I'm trying to figure out what the draw to the ocean is for me, how and why a prairie girl could come to love it so much. Is it the sound of the waves, the reflections of the sun and moon on the water or the massive power of all that water? It is those things, but there is something more, something almost primal about the draw of the ocean. Being near the ocean is soothing and calming as well as awe-inspiring and invigorating. It makes me want to lay still, listen and just breath and it also makes me want to jump in and swim in the waves.

At home today, with Milo off at his first day of school, Quinn and I were cuddling on the couch watching a show about the origins of life. Life began in the ocean and the blueprints for humanity were started there. We all came from the sea. I started thinking about how the ocean was like a giant womb for life and what if our wombs, that each of us grows in, are like little oceans. It's kind of amazing to me when nature echoes itself in this way. It's like close-up pictures of our eyes that resemble a massive nebula in the depths of space or patterns in nature like the ubiquitous fractal that can be seen in many different natural objects of all sizes. Each person emerges from a watery womb, just as life did originally. I wonder if the ocean pulls us to it because it's where life came from and it echoes where each person comes from. It's something to think about.

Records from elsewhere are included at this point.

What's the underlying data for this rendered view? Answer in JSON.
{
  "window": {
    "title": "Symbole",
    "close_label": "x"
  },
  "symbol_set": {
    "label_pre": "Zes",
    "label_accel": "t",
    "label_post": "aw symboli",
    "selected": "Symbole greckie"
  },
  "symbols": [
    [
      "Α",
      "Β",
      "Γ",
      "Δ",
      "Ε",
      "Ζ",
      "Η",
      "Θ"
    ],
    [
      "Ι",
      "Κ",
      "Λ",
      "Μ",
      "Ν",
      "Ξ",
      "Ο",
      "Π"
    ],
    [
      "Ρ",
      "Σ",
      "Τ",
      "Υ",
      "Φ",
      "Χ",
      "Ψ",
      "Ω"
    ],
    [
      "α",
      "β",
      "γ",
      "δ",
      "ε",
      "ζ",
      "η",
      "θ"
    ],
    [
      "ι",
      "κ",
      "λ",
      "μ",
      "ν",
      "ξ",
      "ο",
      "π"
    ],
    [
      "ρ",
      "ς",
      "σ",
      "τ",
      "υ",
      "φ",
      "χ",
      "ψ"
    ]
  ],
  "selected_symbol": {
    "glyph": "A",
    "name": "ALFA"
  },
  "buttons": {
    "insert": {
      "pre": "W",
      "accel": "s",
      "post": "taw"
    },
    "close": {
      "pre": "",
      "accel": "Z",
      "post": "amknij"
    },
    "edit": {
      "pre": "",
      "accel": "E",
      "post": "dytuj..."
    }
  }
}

However, whatever the reason is that has caused me to fall in love with the ocean, I realized that I do love it. It's surprising and odd to me, I don't like laying out in the sun, I'm not fond of putting on sunscreen, I'm kind of freaked out by seaweed and sharks, but despite all that, I love the ocean. I love how it makes me feel.

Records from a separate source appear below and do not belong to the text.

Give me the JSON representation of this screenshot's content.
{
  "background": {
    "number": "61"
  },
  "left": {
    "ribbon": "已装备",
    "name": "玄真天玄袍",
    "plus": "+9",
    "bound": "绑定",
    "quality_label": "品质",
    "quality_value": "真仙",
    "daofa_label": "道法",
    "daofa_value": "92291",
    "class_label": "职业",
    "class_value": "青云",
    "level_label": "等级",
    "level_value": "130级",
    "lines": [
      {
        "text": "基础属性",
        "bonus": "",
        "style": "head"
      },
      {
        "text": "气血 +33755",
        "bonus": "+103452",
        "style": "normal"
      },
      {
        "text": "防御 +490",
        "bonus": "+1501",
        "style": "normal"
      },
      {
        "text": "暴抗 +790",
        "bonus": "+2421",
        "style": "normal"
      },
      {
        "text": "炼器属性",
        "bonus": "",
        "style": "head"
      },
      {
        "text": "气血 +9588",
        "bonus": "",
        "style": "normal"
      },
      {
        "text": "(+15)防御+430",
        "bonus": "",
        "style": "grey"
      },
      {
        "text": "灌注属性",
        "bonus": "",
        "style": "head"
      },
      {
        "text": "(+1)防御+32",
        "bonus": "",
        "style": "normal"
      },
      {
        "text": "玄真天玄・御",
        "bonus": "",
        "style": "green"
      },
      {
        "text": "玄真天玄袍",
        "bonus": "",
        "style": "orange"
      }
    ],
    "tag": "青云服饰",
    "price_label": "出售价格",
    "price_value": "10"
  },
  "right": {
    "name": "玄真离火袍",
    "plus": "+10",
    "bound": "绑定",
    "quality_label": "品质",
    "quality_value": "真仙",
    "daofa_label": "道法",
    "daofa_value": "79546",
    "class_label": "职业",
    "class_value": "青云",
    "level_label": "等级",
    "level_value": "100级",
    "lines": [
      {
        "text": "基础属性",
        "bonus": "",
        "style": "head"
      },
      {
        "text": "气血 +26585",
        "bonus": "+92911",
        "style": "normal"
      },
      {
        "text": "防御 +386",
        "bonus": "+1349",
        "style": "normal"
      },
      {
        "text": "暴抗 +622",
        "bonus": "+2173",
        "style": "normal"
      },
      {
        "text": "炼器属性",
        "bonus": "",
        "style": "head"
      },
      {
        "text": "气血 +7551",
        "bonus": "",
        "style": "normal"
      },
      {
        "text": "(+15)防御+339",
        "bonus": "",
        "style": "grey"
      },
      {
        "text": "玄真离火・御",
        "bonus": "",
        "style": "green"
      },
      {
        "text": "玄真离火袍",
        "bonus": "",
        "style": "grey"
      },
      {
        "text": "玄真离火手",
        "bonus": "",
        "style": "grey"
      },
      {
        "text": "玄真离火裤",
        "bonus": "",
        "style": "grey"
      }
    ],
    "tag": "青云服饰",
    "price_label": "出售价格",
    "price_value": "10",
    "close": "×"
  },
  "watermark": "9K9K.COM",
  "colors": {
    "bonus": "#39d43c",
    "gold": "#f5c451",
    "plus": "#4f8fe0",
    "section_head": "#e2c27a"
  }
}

On our last day in Cape Cod, we went down late in the afternoon, built an epic sand city, ate some watermelon and then the kids were ready to go up. I stayed alone to enjoy my last moments at the beach. I was thinking about how good it felt to not be doing anything at all. I was just laying there, listening to the waves and feeling soothed and calm. For a moment I felt bad, it occurred to me that I might be just wasting time, but I reminded myself that when we take the time to notice that we have the freedom and privilege to simply be in awe of nature, we can be truly grateful for being alive. That is not wasting time. That might be the best time I spent this whole year.